However, on rethinking immigration on the basis of the anarcho-capitalist model, it became clear to me that a totally privatized country would not have "open borders" at all. If every piece of land in a country were owned by some person, group, or corporation, this would mean that no immigrant could enter there unless invited to enter and allowed to rent, or purchase, property. A totally privatized country would be as "closed" as the particular inhabitants and property owners desire. It seems clear, then, that the regime of open borders that exists de facto in the U.S. really amounts to a compulsory opening by the central state, the state in charge of all streets and public land areas, and does not genuinely reflect the wishes of the proprietors.

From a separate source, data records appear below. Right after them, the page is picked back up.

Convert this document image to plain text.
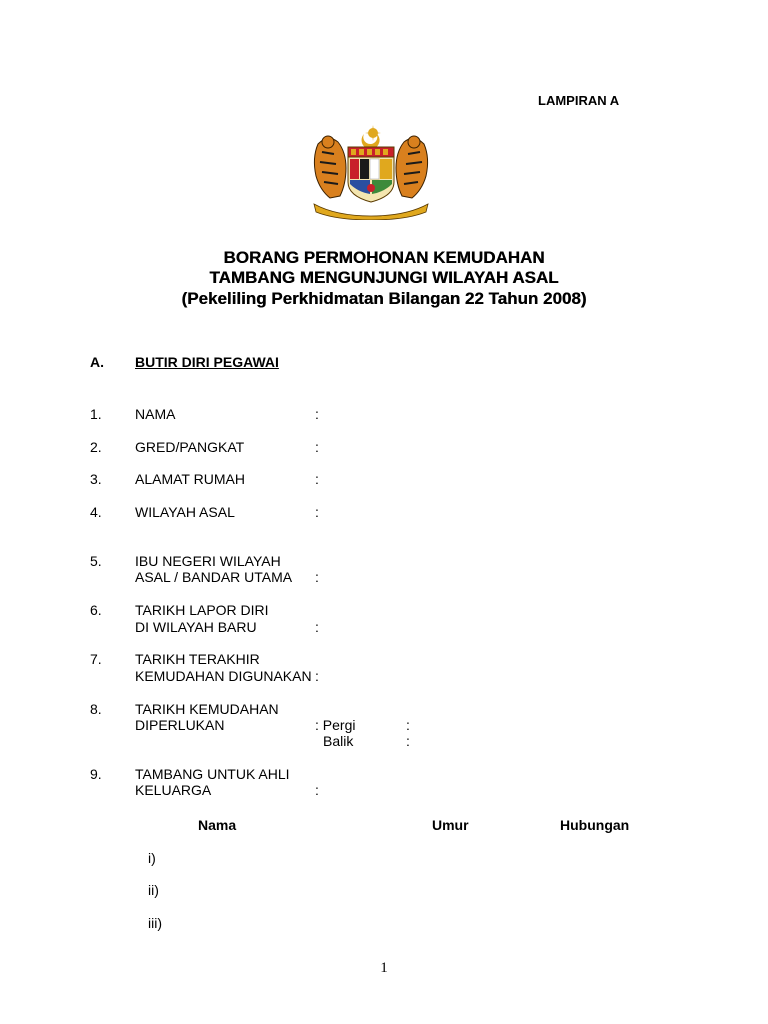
LAMPIRAN A
BORANG PERMOHONAN KEMUDAHAN
TAMBANG MENGUNJUNGI WILAYAH ASAL
(Pekeliling Perkhidmatan Bilangan 22 Tahun 2008)
A. BUTIR DIRI PEGAWAI
1. NAMA	:
2. GRED/PANGKAT	:
3. ALAMAT RUMAH	:
4. WILAYAH ASAL	:
5. IBU NEGERI WILAYAH
ASAL / BANDAR UTAMA :
6. TARIKH LAPOR DIRI
DI WILAYAH BARU	:
7. TARIKH TERAKHIR
KEMUDAHAN DIGUNAKAN :
8. TARIKH KEMUDAHAN
DIPERLUKAN	: Pergi	:
Balik	:
9. TAMBANG UNTUK AHLI
KELUARGA	:
Nama	Umur	Hubungan
i)
ii)
iii)
1
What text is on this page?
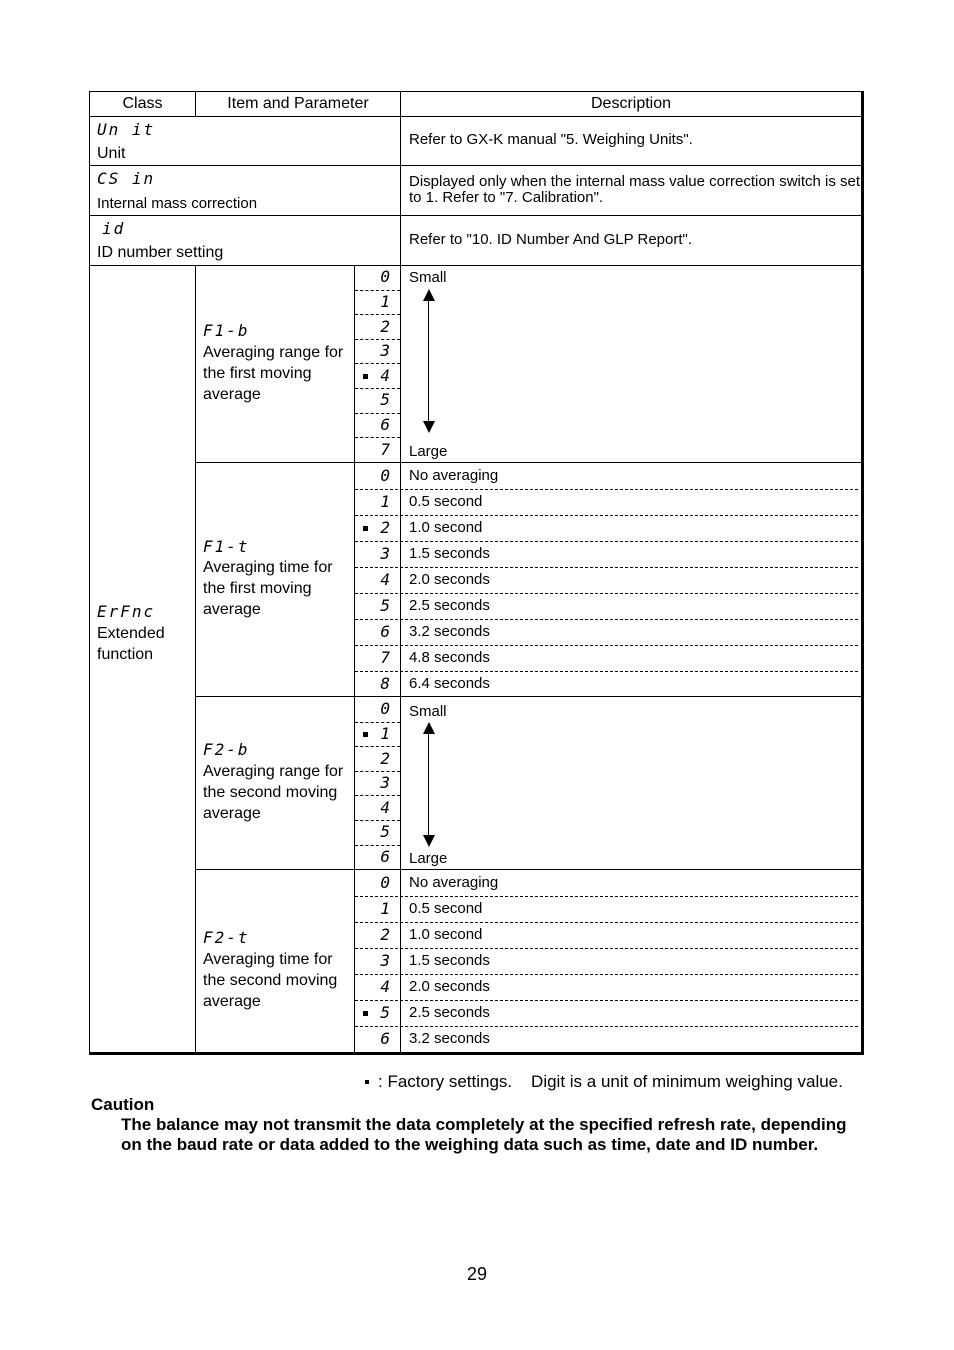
Class	Item and Parameter	Description
Un it
Unit
Refer to GX-K manual "5. Weighing Units".
CS in
Internal mass correction
Displayed only when the internal mass value correction switch is set
to 1. Refer to "7. Calibration".
id
ID number setting
Refer to "10. ID Number And GLP Report".
ErFnc
Extended
function
F1-b
Averaging range for
the first moving
average
0
1
2
3
4
5
6
7
Small
Large
F1-t
Averaging time for
the first moving
average
0 No averaging
1 0.5 second
2 1.0 second
3 1.5 seconds
4 2.0 seconds
5 2.5 seconds
6 3.2 seconds
7 4.8 seconds
8 6.4 seconds
F2-b
Averaging range for
the second moving
average
0
1
2
3
4
5
6
Small
Large
F2-t
Averaging time for
the second moving
average
0 No averaging
1 0.5 second
2 1.0 second
3 1.5 seconds
4 2.0 seconds
5 2.5 seconds
6 3.2 seconds
: Factory settings.    Digit is a unit of minimum weighing value.
Caution
The balance may not transmit the data completely at the specified refresh rate, depending
on the baud rate or data added to the weighing data such as time, date and ID number.
29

Under total privatization, many local conflicts and "externality" problems-not merely the immigration problem-would be neatly settled. With every locale and neighborhood owned by private firms, corporations, or contractual communities, true diversity would reign, in accordance with the preferences of each community. Some neighborhoods would be ethnically or economically diverse, while others would be ethnically or economically homogeneous. Some localities would permit pornography or prostitution or drugs or abortions, others would prohibit any or all of them. The prohibitions would not be state imposed, but would simply be requirements for residence or use of some person's or community's land area. While statists who have the itch to impose their values on everyone else would be disappointed, every group or interest would at least have the satisfaction of living in neighborhoods of people who share its values and preferences. While neighborhood ownership would not provide Utopia or a panacea for all conflict, it would at least provide a "second-best" solution that most people might be willing to live with.
Ultimately, Rothbard was consistent in viewing property rights as the best yet imperfect way to deal with thorny questions of nationhood, self-determination, and immigration. Ironically, both his fans and detractors alternatively claim he favored open borders or statist restrictions on immigration. In fact his thoughts on immigration evolved over the years, as one might expect from any scholar with a long career. And he always favored peaceful, private solutions to the problems created by governments in the first place.